A major element of being grateful to God for His favors is that believers 
should use these favors to improve their prospects in the life to come. 
This means that they use God's favors for good works and in ways that 
facilitate obedience to God. However, believers are urged not to neglect 
their portions in this life.

That is also God's gift. When believers move away from showing off, 
boasting of their position, using their wealth in vain glory, or to indulge 
in grave sin, and other forms of corruption, their share of this life will 
not use up all their wealth, if they are rich: "Seek, by means of what God 
has granted you, (the good of) the life to come, without forgetting your 
own rightful share in this world, and do good (to others) as God has done 
good to you, and do not seek to spread corruption on Earth. Surely, God 
does not love those who spread corruption!" (28: 77)
This life wants God-fearing people to seek it, so that some of them would 
be rich business people, highly skilled professionals, reputable scientists 
and serious artists. This life is tired of the fact that unscrupulous 
people seek its riches, while good people turn away from it. It wants to 
see honest businessmen who neither cheat nor resort to monopoly and similar 
wicked means to push up prices. It needs rich people who do not use their 
wealth to spread corruption or to look at other human beings with contempt. 
It looks for the human being who realizes the nature of the role assigned 
to him as he is placed in charge of the Earth. Such a person provides the 
role model for others, showing them what it means to fulfill man's 
vicegerency on Earth: a vicegerency given the task to work and build, 
without arrogance, corruption, cheating or indulgence in sin.
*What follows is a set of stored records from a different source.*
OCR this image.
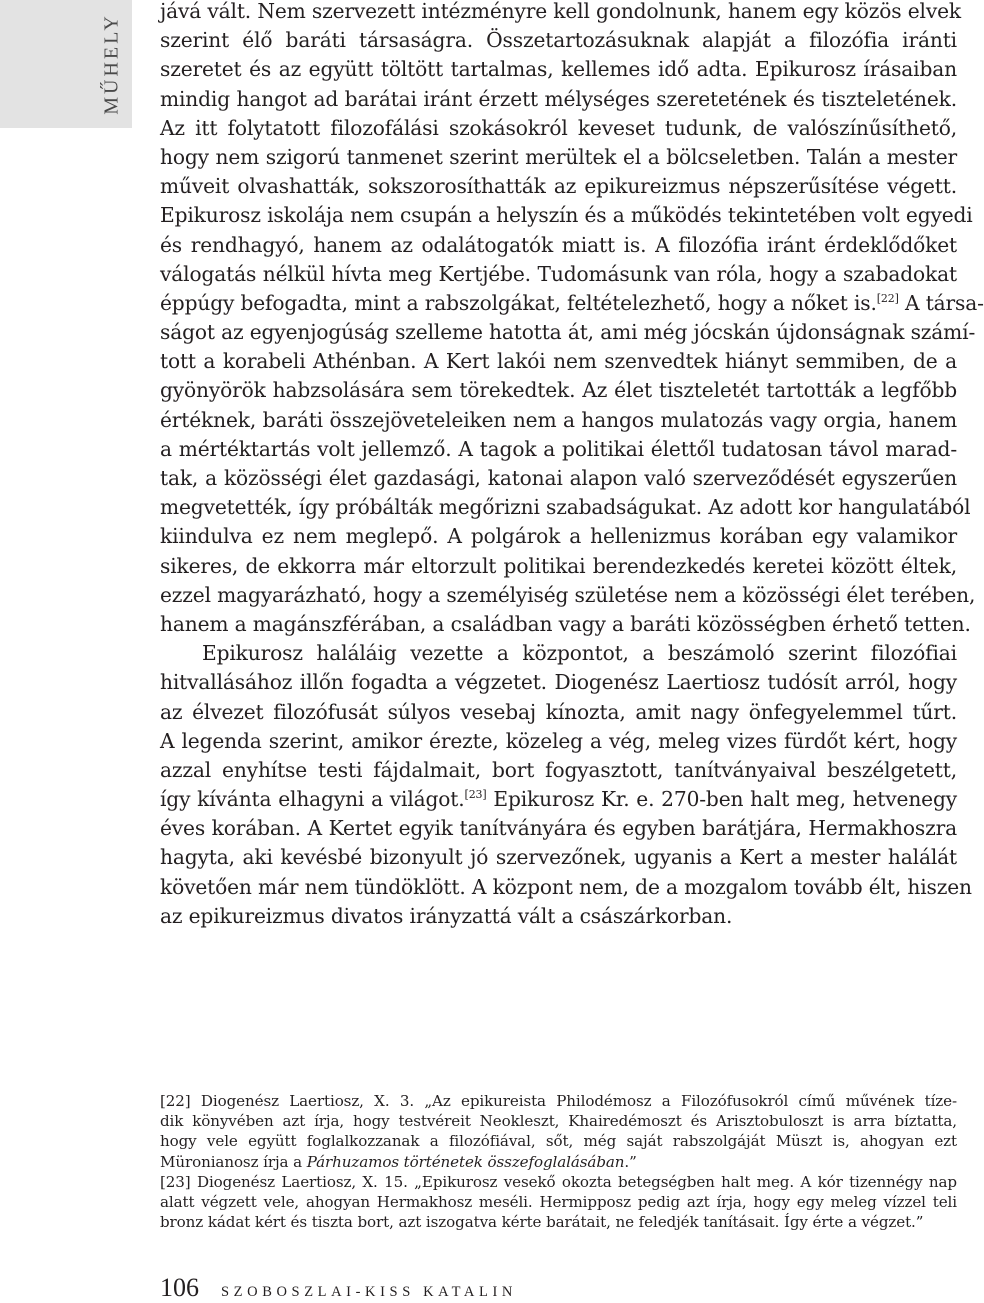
MŰHELY
jává vált. Nem szervezett intézményre kell gondolnunk, hanem egy közös elvek
szerint élő baráti társaságra. Összetartozásuknak alapját a filozófia iránti
szeretet és az együtt töltött tartalmas, kellemes idő adta. Epikurosz írásaiban
mindig hangot ad barátai iránt érzett mélységes szeretetének és tiszteletének.
Az itt folytatott filozofálási szokásokról keveset tudunk, de valószínűsíthető,
hogy nem szigorú tanmenet szerint merültek el a bölcseletben. Talán a mester
műveit olvashatták, sokszorosíthatták az epikureizmus népszerűsítése végett.
Epikurosz iskolája nem csupán a helyszín és a működés tekintetében volt egyedi
és rendhagyó, hanem az odalátogatók miatt is. A filozófia iránt érdeklődőket
válogatás nélkül hívta meg Kertjébe. Tudomásunk van róla, hogy a szabadokat
éppúgy befogadta, mint a rabszolgákat, feltételezhető, hogy a nőket is.[22] A társa-
ságot az egyenjogúság szelleme hatotta át, ami még jócskán újdonságnak számí-
tott a korabeli Athénban. A Kert lakói nem szenvedtek hiányt semmiben, de a
gyönyörök habzsolására sem törekedtek. Az élet tiszteletét tartották a legfőbb
értéknek, baráti összejöveteleiken nem a hangos mulatozás vagy orgia, hanem
a mértéktartás volt jellemző. A tagok a politikai élettől tudatosan távol marad-
tak, a közösségi élet gazdasági, katonai alapon való szerveződését egyszerűen
megvetették, így próbálták megőrizni szabadságukat. Az adott kor hangulatából
kiindulva ez nem meglepő. A polgárok a hellenizmus korában egy valamikor
sikeres, de ekkorra már eltorzult politikai berendezkedés keretei között éltek,
ezzel magyarázható, hogy a személyiség születése nem a közösségi élet terében,
hanem a magánszférában, a családban vagy a baráti közösségben érhető tetten.
Epikurosz haláláig vezette a központot, a beszámoló szerint filozófiai
hitvallásához illőn fogadta a végzetet. Diogenész Laertiosz tudósít arról, hogy
az élvezet filozófusát súlyos vesebaj kínozta, amit nagy önfegyelemmel tűrt.
A legenda szerint, amikor érezte, közeleg a vég, meleg vizes fürdőt kért, hogy
azzal enyhítse testi fájdalmait, bort fogyasztott, tanítványaival beszélgetett,
így kívánta elhagyni a világot.[23] Epikurosz Kr. e. 270-ben halt meg, hetvenegy
éves korában. A Kertet egyik tanítványára és egyben barátjára, Hermakhoszra
hagyta, aki kevésbé bizonyult jó szervezőnek, ugyanis a Kert a mester halálát
követően már nem tündöklött. A központ nem, de a mozgalom tovább élt, hiszen
az epikureizmus divatos irányzattá vált a császárkorban.
[22] Diogenész Laertiosz, X. 3. „Az epikureista Philodémosz a Filozófusokról című művének tíze-
dik könyvében azt írja, hogy testvéreit Neokleszt, Khairedémoszt és Arisztobuloszt is arra bíztatta,
hogy vele együtt foglalkozzanak a filozófiával, sőt, még saját rabszolgáját Müszt is, ahogyan ezt
Müronianosz írja a Párhuzamos történetek összefoglalásában.”
[23] Diogenész Laertiosz, X. 15. „Epikurosz vesekő okozta betegségben halt meg. A kór tizennégy nap
alatt végzett vele, ahogyan Hermakhosz meséli. Hermipposz pedig azt írja, hogy egy meleg vízzel teli
bronz kádat kért és tiszta bort, azt iszogatva kérte barátait, ne feledjék tanításait. Így érte a végzet.”
106 SZOBOSZLAI-KISS KATALIN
The advocates of God's faith should understand the importance of this fact 
so that they could help God-fearing people in their efforts to overcome 
their reluctance to seek a good life of plenty on Earth. Such people need 
to correct their misconception which implies that riches and pleasures are 
unbecoming of a good believer, despite the fact that people are naturally 
desirous of them, and that life needs both to be set on an even keel. 
Indeed God includes both in His reward to attract people to faith and 
piety. The advocates of Islam should draw people's attention to the 
benefits God may grant them in plenty in this life, if they would believe, 
seek God's forgiveness of their sins and follow a God-fearing path. When 
people realize this, they are better motivated to accept the faith, and 
will after that have a strong motive to do good.
Some believers may think lightly of committing a sin, because they hope 
that they will eventually receive God's forgiveness. But few of them are 
prepared to lose some of what God has allotted to them of sustenance, if 
that would be the punishment of a sin they may commit. This fear of loss 
may provide a person with a strong motive to steer away from what is 
forbidden. The Prophet says: "Nothing increases a person's life span except 
goodly actions, and nothing averts fate except supplication. People may be 
deprived of some sustenance as a result of a sin they may commit." (Related 
by Ibn Majah).

The question of motive in the life of Muslims today should receive greater 
attention. That would help Muslims to throw away their shackles which 
impede the fulfillment of their role in this life. That is a role that 
makes Muslims feel compassionate toward other people, offer them the good 
they have, enjoy their portion of the life of this world, increase their 
strength and become an example to be followed by others.